In order to direct the valley towards the state of peace and development, the role of multiple players of India, Pakistan and Valley is necessary. This way the government can make a significant contribution in the restoration of normalcy. The need of the hour is the unity of all the stakeholders of the society, like government, non-governmental parties, NGO’s, etc. to help these pellet victims via financial or other means.

Although, there has been a strong criticism of the use of pellet guns not only at the local level ,but also at the international level, but the main part of the problem resolution lies with the government of India and the state. Although, much has been said and written about the people of Kashmir with the flow of waters of the river Jhelum, but the stability of the region is a farfetched dream. Here, comes the role of the government into play. The use of pellet guns against the dissenting masses has wreaked havoc and wounded the collective psyche of the people, particularly those who have lost their near and dear ones due to the deadly metallic balls. Those who have fully or partially lost the vision and are living in dark suffer in silence. The government should review the situation and put a full stop for the future use of pellet guns. Those who have lost their dear ones should be financially compensated or by provision of bread and butter. However, the clarion call of the people is the complete ban and stoppage of these pellet guns in order to prevent the further damage and restore the faith of the people in the system. The government of India should pass a resolution to put a terminal pause to the use of pellet guns in the state of Jammu and Kashmir.

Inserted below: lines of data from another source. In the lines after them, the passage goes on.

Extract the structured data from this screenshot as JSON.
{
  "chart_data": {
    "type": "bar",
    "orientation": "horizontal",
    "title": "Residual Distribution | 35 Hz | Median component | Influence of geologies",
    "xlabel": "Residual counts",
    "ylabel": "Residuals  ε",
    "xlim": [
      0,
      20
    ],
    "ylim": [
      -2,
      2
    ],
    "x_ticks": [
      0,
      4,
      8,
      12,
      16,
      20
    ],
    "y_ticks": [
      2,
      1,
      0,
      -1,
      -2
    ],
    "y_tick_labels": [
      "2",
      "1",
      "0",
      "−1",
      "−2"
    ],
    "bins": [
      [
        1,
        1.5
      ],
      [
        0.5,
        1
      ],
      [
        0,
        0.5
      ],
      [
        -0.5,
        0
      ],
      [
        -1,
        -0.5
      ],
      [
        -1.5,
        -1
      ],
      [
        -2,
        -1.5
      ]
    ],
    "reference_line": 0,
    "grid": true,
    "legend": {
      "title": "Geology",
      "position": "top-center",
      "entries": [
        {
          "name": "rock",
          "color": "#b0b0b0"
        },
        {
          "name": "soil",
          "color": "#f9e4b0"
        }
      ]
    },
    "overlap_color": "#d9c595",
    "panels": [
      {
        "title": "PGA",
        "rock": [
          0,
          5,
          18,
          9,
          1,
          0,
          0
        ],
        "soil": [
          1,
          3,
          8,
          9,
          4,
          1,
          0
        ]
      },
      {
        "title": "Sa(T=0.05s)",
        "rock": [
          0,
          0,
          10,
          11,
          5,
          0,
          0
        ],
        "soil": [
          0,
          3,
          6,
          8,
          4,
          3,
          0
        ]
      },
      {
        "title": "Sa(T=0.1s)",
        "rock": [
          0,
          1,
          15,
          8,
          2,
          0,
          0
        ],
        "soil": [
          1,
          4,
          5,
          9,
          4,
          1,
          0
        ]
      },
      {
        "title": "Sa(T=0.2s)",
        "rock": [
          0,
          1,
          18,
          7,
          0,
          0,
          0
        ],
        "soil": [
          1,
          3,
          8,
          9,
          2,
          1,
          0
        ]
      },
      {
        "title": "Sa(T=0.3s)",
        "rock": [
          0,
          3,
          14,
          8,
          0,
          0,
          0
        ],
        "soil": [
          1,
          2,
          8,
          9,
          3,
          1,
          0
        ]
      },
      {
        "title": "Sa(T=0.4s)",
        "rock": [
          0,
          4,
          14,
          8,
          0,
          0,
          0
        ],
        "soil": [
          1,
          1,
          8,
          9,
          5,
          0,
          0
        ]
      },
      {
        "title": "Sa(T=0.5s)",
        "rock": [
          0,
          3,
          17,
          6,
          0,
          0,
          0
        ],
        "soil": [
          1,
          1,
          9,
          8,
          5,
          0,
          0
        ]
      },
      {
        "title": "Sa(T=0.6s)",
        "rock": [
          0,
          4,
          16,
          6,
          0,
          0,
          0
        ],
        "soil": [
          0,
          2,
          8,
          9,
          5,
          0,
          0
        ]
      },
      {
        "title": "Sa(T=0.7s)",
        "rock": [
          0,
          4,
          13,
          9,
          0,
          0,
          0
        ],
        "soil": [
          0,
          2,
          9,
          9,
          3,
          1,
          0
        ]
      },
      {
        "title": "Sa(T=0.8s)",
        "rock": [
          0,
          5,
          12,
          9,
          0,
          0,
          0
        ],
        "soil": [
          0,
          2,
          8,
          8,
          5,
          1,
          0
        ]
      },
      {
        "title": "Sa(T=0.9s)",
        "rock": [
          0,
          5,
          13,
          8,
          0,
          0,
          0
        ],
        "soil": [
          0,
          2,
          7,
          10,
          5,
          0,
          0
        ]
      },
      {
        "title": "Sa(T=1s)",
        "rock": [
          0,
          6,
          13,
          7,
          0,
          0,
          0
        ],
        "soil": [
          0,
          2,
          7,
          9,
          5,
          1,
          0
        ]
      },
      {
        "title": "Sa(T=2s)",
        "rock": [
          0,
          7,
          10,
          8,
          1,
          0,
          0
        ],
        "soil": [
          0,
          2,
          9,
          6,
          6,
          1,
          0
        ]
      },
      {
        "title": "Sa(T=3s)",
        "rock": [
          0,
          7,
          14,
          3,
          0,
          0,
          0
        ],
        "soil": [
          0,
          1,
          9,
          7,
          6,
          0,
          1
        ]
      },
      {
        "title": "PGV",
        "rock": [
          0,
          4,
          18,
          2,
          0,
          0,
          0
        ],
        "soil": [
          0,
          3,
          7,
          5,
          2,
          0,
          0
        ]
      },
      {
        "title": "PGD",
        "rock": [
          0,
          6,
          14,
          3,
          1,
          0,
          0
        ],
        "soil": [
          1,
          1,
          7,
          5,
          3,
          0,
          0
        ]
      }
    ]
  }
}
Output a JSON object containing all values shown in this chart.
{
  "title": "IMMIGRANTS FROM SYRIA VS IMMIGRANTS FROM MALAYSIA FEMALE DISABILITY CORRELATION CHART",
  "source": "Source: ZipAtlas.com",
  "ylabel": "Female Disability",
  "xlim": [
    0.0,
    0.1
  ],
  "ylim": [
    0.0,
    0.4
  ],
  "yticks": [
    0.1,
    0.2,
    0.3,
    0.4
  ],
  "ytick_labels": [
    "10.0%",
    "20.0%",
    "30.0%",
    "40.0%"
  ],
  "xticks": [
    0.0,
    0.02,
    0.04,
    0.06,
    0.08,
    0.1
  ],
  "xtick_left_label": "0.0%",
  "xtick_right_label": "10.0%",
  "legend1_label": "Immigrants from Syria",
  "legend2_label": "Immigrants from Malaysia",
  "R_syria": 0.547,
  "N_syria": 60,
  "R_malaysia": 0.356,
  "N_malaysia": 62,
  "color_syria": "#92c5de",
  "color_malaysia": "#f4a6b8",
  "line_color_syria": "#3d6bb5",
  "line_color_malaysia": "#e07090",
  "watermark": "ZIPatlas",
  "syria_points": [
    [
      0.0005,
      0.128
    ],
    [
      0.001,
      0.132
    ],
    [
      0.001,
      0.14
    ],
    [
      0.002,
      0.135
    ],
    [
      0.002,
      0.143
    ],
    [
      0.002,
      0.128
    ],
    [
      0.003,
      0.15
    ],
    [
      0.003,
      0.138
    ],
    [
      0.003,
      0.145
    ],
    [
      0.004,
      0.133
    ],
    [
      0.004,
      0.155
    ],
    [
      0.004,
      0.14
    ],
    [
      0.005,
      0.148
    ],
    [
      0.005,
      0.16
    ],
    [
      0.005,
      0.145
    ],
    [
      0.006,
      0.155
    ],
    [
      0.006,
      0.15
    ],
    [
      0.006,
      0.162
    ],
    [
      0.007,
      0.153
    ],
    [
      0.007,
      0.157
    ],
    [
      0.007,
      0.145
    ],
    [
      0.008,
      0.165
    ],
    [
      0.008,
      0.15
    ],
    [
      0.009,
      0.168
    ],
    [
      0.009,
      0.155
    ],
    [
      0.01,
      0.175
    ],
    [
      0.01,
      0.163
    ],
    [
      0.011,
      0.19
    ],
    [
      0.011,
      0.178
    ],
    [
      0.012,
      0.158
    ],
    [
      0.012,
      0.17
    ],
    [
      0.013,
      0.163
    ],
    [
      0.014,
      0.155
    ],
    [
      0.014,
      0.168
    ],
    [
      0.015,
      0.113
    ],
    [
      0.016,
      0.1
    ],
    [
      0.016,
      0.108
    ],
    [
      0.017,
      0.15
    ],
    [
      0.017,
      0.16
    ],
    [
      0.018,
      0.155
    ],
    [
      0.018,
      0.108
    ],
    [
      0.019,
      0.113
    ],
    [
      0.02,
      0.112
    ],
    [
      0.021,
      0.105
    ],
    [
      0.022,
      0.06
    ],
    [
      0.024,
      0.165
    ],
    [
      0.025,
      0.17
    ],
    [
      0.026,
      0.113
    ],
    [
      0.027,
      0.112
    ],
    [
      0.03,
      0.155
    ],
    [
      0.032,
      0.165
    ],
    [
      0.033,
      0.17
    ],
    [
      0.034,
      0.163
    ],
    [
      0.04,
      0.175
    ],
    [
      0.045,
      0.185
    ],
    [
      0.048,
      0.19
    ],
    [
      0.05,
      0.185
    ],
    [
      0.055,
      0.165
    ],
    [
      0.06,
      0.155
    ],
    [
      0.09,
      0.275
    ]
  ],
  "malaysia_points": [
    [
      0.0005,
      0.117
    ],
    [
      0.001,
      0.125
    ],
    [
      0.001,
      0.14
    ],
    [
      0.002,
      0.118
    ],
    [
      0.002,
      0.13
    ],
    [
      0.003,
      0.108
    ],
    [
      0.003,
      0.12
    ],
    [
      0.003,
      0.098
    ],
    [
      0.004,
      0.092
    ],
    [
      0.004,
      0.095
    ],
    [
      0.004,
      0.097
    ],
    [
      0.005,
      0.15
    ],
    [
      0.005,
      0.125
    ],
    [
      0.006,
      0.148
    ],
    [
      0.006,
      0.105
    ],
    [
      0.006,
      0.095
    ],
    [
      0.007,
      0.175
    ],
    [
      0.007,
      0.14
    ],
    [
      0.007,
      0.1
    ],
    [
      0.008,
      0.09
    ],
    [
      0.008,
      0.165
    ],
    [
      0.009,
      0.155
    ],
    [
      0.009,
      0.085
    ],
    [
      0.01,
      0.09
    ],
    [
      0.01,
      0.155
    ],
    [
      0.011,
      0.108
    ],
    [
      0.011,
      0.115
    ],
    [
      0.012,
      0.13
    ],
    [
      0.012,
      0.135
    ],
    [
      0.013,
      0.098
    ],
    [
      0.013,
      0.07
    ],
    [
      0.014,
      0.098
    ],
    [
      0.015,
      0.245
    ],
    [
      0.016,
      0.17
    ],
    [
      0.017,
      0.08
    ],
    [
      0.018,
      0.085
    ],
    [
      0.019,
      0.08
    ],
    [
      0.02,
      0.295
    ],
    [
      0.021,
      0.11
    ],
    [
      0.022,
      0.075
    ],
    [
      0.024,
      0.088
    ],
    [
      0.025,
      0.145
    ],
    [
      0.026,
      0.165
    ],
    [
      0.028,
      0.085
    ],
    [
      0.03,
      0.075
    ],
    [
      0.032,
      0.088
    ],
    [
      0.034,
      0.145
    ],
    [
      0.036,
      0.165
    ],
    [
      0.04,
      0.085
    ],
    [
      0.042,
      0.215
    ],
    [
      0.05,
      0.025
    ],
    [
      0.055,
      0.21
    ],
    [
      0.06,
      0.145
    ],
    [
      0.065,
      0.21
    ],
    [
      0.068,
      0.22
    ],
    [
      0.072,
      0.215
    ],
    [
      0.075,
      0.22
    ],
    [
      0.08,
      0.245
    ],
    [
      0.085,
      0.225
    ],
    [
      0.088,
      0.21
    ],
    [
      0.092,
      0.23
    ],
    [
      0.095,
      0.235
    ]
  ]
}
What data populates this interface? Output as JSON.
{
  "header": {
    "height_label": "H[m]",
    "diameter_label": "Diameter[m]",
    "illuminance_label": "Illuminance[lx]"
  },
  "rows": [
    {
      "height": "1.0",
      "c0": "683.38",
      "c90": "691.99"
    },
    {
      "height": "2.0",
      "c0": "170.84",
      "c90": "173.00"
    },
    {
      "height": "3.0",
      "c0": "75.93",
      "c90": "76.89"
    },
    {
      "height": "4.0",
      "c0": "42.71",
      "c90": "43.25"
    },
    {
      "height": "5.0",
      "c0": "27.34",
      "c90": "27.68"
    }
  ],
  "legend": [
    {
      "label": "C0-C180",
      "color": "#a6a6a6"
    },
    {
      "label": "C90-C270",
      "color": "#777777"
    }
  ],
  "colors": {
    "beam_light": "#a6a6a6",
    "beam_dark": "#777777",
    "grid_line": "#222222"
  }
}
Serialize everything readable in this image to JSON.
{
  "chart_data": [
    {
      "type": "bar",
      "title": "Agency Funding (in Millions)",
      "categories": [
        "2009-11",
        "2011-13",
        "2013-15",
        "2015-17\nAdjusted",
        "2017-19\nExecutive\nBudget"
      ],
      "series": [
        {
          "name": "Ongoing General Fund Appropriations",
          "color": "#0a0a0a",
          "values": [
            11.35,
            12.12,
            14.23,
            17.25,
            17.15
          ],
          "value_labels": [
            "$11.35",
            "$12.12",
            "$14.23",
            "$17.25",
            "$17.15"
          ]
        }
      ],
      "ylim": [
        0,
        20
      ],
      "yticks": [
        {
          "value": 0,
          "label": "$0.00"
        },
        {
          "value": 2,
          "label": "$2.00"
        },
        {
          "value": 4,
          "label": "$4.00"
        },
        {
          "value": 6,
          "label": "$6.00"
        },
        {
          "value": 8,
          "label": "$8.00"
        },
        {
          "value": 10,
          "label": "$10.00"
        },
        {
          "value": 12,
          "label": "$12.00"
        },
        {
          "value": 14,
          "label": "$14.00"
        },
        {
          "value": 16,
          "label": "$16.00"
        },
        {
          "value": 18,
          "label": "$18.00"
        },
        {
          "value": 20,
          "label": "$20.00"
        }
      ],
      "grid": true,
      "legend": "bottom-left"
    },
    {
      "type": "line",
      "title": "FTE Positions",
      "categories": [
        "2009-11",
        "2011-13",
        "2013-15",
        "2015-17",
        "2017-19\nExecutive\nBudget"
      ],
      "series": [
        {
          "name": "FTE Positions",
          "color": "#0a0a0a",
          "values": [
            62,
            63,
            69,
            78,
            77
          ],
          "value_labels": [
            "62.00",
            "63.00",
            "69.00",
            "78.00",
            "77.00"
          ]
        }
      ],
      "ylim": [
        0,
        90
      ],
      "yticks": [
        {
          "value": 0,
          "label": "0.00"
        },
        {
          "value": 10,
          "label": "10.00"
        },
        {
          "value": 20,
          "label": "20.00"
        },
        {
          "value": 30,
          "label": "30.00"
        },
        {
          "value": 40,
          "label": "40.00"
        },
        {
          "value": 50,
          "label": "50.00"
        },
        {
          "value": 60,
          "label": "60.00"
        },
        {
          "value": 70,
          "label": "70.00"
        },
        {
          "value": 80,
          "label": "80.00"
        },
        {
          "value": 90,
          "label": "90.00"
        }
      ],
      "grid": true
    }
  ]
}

The vital task for the current times is to build a consensus for the total pellet ban. The use of non-lethal methods by the security agencies like water cannons could be the best alternatives. This will not only restore the faith of the people in governance, but also generate a feeling of belongingness among the masses. The bruised scars of the pellets have defaulted the trust of the people in the political system. Although, the situation is worrisome for one and all, but, in which direction the boat sails lies with the future course of action. After all action speaks louder than the words.